Вспомнив о своём горе, девушка вновь всплакнула.
– Да брось ты, – подбодрил её Шурка. – Неужели нельзя взять и уйти от вашего барина?
– А чего ж нельзя, – утёрла слезу Варя, – можно. Но ежели поймают, то непременно выпорют нещадно и на стул посадят.
– На какой стул? – не понял Шурка.
– Обычный стул. Да токмо[5]на шею виновному надевают широченный ошейник из кованого железа. Запирают на замок, а ключ у самого барина хранится. К ошейнику железная цепь приделана. Длиной не более двух аршин.
– Сколько это по-нашему? – посмотрел на друга Лера.
– Почти полтора метра, – подсказал всезнающий Шурка. – В одном аршине семьдесят один сантиметр и двенадцать миллиметров.
– Сразу видно – чужеземцы, – усмехнулась Варя. – Аршина не ведаете.
– И ничего не чужеземцы, – обиделся Лера. – Просто из другого времени.
– Из откуда? – не поняла девушка.
– Да кого ты слушаешь, – отвлёк её Шурка. – Рассказывай дальше – очень интересно.
Девчушка наморщила лоб, припоминая, на чём прервалась.
– Ага, – вспомнила она, – с другого конца цепь держит здоровущий деревянный обрубок. Такой с места не сдвинешь. А вверху ошейника спицы железные торчат, чтобы нельзя было головы наклонить. Вот так и сиди день-деньской неподвижно. Нынешней[6]весной у нас дворовая девка Серафима сбежала. Поймана была и посажена на стул. Цельный месяц маялась. Токмо на ночь подкладывали ей под задние спицы ошейника подушку, чтоб она, сердешная, сидя могла заснуть.

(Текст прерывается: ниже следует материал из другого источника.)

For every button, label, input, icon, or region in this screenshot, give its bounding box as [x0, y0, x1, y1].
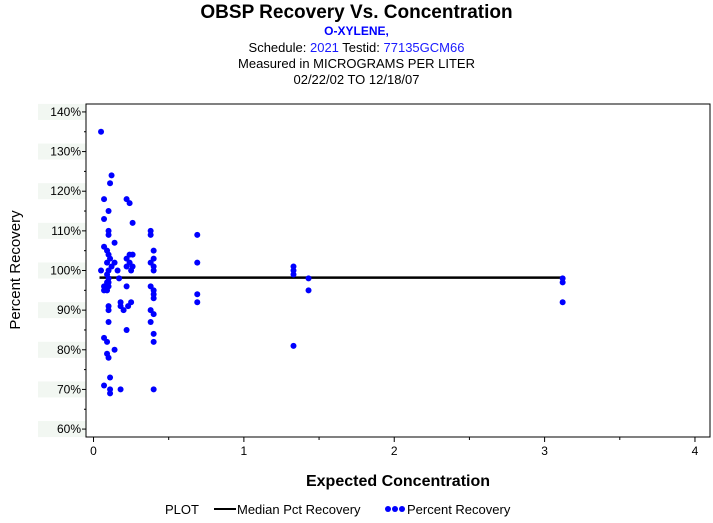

– Ничего себе у вас помещик, – возмутился Шурка, – изверг какой-то!
– Да наш-то ещё ничего, – не согласилась крепостная девушка. – Есть и похуже.
– А давай мы тебя вроде как украдём, – предложил Лера. – Вдруг что, ты ни при чём – это мы виноваты.

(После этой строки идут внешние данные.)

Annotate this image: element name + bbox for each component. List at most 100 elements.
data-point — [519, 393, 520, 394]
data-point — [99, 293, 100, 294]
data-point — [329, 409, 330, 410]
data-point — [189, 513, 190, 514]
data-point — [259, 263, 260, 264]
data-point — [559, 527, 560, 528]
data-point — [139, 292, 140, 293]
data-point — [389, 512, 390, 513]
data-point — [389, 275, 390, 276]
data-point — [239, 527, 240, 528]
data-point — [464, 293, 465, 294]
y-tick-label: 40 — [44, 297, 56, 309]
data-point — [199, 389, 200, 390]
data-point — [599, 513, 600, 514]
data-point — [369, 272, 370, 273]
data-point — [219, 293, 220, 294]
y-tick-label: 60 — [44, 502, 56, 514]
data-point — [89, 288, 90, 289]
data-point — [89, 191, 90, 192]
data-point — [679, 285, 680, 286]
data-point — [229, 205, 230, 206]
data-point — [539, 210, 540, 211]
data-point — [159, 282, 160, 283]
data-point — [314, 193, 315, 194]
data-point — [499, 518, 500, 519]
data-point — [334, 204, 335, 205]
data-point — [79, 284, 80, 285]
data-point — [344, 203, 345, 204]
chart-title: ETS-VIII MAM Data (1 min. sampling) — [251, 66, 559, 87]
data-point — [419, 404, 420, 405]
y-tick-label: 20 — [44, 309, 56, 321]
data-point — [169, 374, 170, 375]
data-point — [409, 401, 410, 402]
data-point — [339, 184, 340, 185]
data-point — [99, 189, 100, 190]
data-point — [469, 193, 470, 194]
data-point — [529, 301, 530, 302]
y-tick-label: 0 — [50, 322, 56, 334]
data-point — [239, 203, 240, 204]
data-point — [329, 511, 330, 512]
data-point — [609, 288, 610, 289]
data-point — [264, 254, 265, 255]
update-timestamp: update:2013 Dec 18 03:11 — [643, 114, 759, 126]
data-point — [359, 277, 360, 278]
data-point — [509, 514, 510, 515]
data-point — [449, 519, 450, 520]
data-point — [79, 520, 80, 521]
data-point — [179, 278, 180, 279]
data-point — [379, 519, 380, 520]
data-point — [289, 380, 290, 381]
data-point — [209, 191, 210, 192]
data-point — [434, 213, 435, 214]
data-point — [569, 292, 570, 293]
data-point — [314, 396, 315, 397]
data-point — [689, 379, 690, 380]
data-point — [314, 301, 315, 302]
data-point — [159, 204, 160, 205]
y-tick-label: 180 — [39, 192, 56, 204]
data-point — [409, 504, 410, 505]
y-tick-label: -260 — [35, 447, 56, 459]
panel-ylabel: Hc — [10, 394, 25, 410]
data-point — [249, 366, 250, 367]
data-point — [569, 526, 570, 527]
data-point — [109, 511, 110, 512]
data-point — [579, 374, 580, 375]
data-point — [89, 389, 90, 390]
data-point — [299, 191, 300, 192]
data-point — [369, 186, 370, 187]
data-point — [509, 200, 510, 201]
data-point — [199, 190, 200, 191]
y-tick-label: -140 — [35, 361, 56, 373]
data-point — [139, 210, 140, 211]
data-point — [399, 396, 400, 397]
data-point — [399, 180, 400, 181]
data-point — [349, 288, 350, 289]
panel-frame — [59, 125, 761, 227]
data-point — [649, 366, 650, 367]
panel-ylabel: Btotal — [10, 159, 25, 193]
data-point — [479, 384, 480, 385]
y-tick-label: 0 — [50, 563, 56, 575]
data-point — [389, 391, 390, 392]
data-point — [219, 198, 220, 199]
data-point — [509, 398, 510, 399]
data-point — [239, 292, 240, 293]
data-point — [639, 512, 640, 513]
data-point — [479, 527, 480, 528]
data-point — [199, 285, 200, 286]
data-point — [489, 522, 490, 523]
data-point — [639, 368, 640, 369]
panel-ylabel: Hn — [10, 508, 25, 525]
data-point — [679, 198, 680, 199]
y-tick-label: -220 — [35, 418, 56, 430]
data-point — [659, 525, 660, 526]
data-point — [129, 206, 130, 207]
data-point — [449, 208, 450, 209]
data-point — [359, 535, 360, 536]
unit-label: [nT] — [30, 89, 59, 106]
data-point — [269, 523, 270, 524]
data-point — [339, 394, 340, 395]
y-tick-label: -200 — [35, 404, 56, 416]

– Красть – великий грех, – совершенно серьёзно посмотрела на него Варя. – Красть нельзя, ни-ни! Это наипервейшее зло.
– Тогда тебя надо просто выкупить.
– И это никак не годится. Не могу я свою семью бросить.
– Так мы и тебя, и твою семью выкупим.
– Нас-то, вместе с батюшкой и матушкой, четырнадцать душ. Где ж вы такие деньжищи отыщете, хоть и чародеи? – покачала головой девушка. – Это никак не меньше тыщи рублёв.
– А, что на тысячу рублей можно купить? – заинтересовался Лера.
– Положим, оброк выплатить на 200 лет вперёд. Или купить 333 четверти ржаной муки. Или 500 четвертей овса. Или 250 фунтов чая. Или более 18 тысяч аршин холста.
– Про аршин я уже знаю, – снова посмотрел на Шурку Лера, – а четверть и фунт что обозначают?
– Четверть – это 210 килограмм, – пояснил Захарьев. – А фунт без каких-то нескольких миллиграмм равен 410 граммам.
– Что же это получается, – посмотрел на друга Лера. – 210 килограмм ржаной муки можно купить за 3 рубля, а 70 с хвостиком сантиметров холста всего за 5 с половиной копеек?